Vaccines against SARS-CoV-2 may stop individuals getting sick or reduce the severity of disease; however, the virus might still be prevalent in the environment. In addition, because of relatively slow mass vaccination rates, global herd immunity may not be achieved in a timely manner and more virulent variants with more extensive mutations may emerge which may lead to new strains. To make matters worse, the virus might be able to jump to another animal host. In such a scenario, annual COVID-19 vaccinations might be necessary, as with seasonal influenza vaccination. A more elegant approach might be to develop a combination influenza–COVID-19 vaccine. This is being contemplated but such a combination vaccine would require either similar or complementary platforms (either SARS-CoV-2 needs to be grown in eggs or influenza virus needs to be cultured in the same cell line as SARS-CoV-2) and would need to be in acceptable final vaccine preparations (like fully liquid and thermostable). A combination vaccine might also overcome current issues with COVID-19 vaccines (inadequate manufacturing capacity, storage, transport and delivery). A combination vaccine might also be “self-adjuvanting,” where the relatively low effectiveness of current influenza vaccines might be enhanced.

Conclusions

Vaccine development has traditionally been a slow and arduous process, but significant collaborative/targeted international research efforts and injection of substantial amounts of money have resulted in successful vaccine developments within a much shorter timespan especially during this pandemic. WHO has been listing ongoing prophylactic vaccine clinical trials since 2007;⁸⁹ trials in progress include vaccines for HIV, malaria, TB, Zika, Ebola and of course SARS-CoV-2.

Despite these remarkable vaccine discovery advancements, unwavering collaborative research is urgently needed to maintain such stepwise discoveries in vaccine development and timely commercial availability.
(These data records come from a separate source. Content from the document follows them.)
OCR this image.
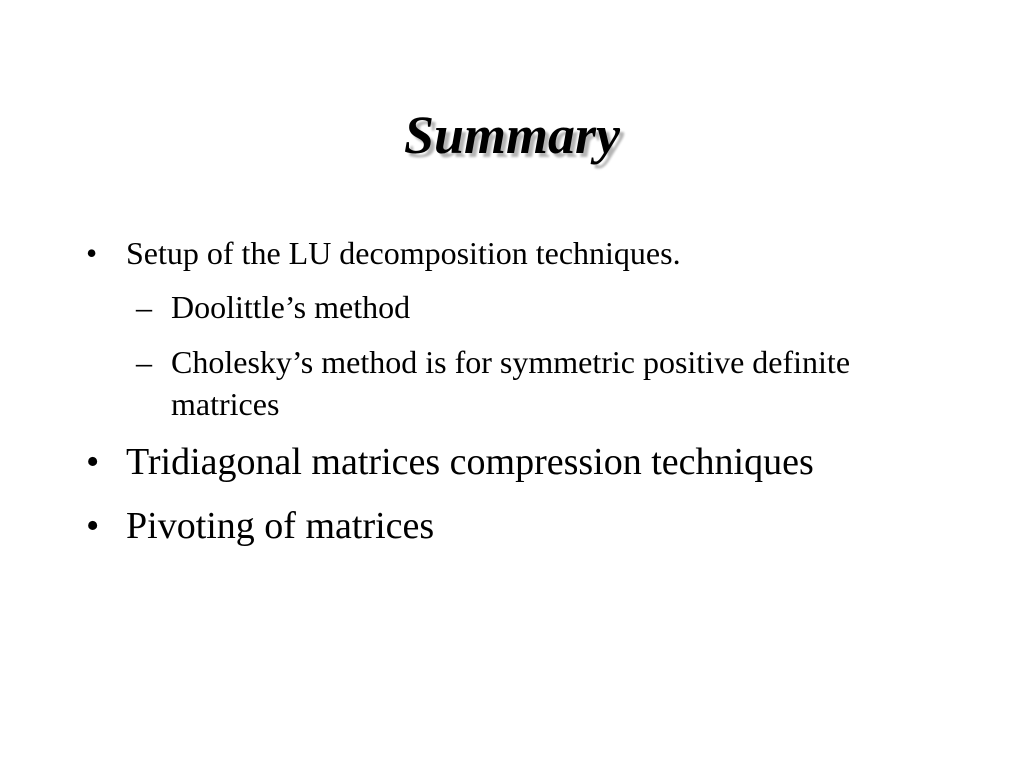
Summary
• Setup of the LU decomposition techniques.
– Doolittle’s method
– Cholesky’s method is for symmetric positive definite matrices
• Tridiagonal matrices compression techniques
• Pivoting of matrices
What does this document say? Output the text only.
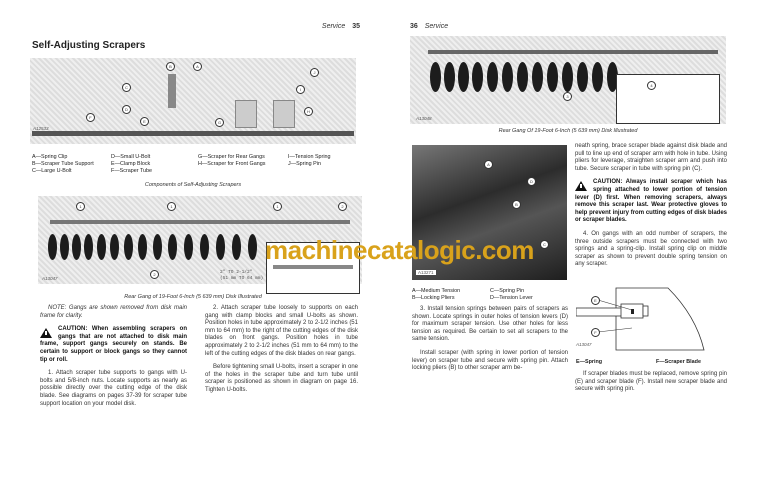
Service 35
Self-Adjusting Scrapers
F
B
C
D
E
A
G
H
I
J
A12533
A—Spring Clip
B—Scraper Tube Support
C—Large U-Bolt
D—Small U-Bolt
E—Clamp Block
F—Scraper Tube
G—Scraper for Rear Gangs
H—Scraper for Front Gangs
I—Tension Spring
J—Spring Pin
Components of Self-Adjusting Scrapers
1	1	1	2
2	2" TO 2-1/2"
(51 mm TO 64 mm)
A13047
Rear Gang of 19-Foot 6-Inch (5 639 mm) Disk Illustrated

NOTE: Gangs are shown removed from disk main frame for clarity.

CAUTION: When assembling scrapers on gangs that are not attached to disk main frame, support gangs securely on stands. Be certain to support or block gangs so they cannot tip or roll.

1. Attach scraper tube supports to gangs with U-bolts and 5/8-inch nuts. Locate supports as nearly as possible directly over the cutting edge of the disk blade. See diagrams on pages 37-39 for scraper tube support location on your model disk.

2. Attach scraper tube loosely to supports on each gang with clamp blocks and small U-bolts as shown. Position holes in tube approximately 2 to 2-1/2 inches (51 mm to 64 mm) to the right of the cutting edges of the disk blades on front gangs. Position holes in tube approximately 2 to 2-1/2 inches (51 mm to 64 mm) to the left of the cutting edges of the disk blades on rear gangs.

Before tightening small U-bolts, insert a scraper in one of the holes in the scraper tube and turn tube until scraper is positioned as shown in diagram on page 16. Tighten U-bolts.

36 Service
3
4
A13048
Rear Gang Of 19-Foot 6-Inch (5 639 mm) Disk Illustrated
A
B
C
D
A13271
A—Medium Tension
B—Locking Pliers
C—Spring Pin
D—Tension Lever

3. Install tension springs between pairs of scrapers as shown. Locate springs in outer holes of tension levers (D) for maximum scraper tension. Use other holes for less tension as required. Be certain to set all scrapers to the same tension.

Install scraper (with spring in lower portion of tension lever) on scraper tube and secure with spring pin. Attach locking pliers (B) to other scraper arm be-

neath spring, brace scraper blade against disk blade and pull to line up end of scraper arm with hole in tube. Using pliers for leverage, straighten scraper arm and push into tube. Secure scraper in tube with spring pin (C).

CAUTION: Always install scraper which has spring attached to lower portion of tension lever (D) first. When removing scrapers, always remove this scraper last. Wear protective gloves to help prevent injury from cutting edges of disk blades or scraper blades.

4. On gangs with an odd number of scrapers, the three outside scrapers must be connected with two springs and a spring-clip. Install spring clip on middle scraper as shown to prevent double spring tension on any scraper.

E
F
A13047
E—Spring	F—Scraper Blade

If scraper blades must be replaced, remove spring pin (E) and scraper blade (F). Install new scraper blade and secure with spring pin.

machinecatalogic.com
Further advancements in vaccine discovery, development and formulation should pave the way for availability of much safer and more efficacious vaccines and restore much needed public confidence in vaccines and mass vaccination programs, as a key public health strategy, during pandemics.

Disclosure of potential conflicts of interest

No potential conflict of interest was reported by the author(s).

Notes

1 A combination vaccine consists of several different vaccines in the same dosage form. Many childhood vaccines are combination vaccines such as VAXELIS™ (Diphtheria and Tetanus Toxoids and Acellular Pertussis, Inactivated Poliovirus, Haemophilus b Conjugate and Hepatitis B Vaccine).

2 Jean Joseph Henri Toussaint (1847–1890) was a French bacteriologist contemporary of Pasteur and worked on various infectious diseases like chicken cholera and tuberculosis. He is credited with the development of the first anthrax vaccine via chemical inactivation but during his lifetime only Pasteur received full recognition.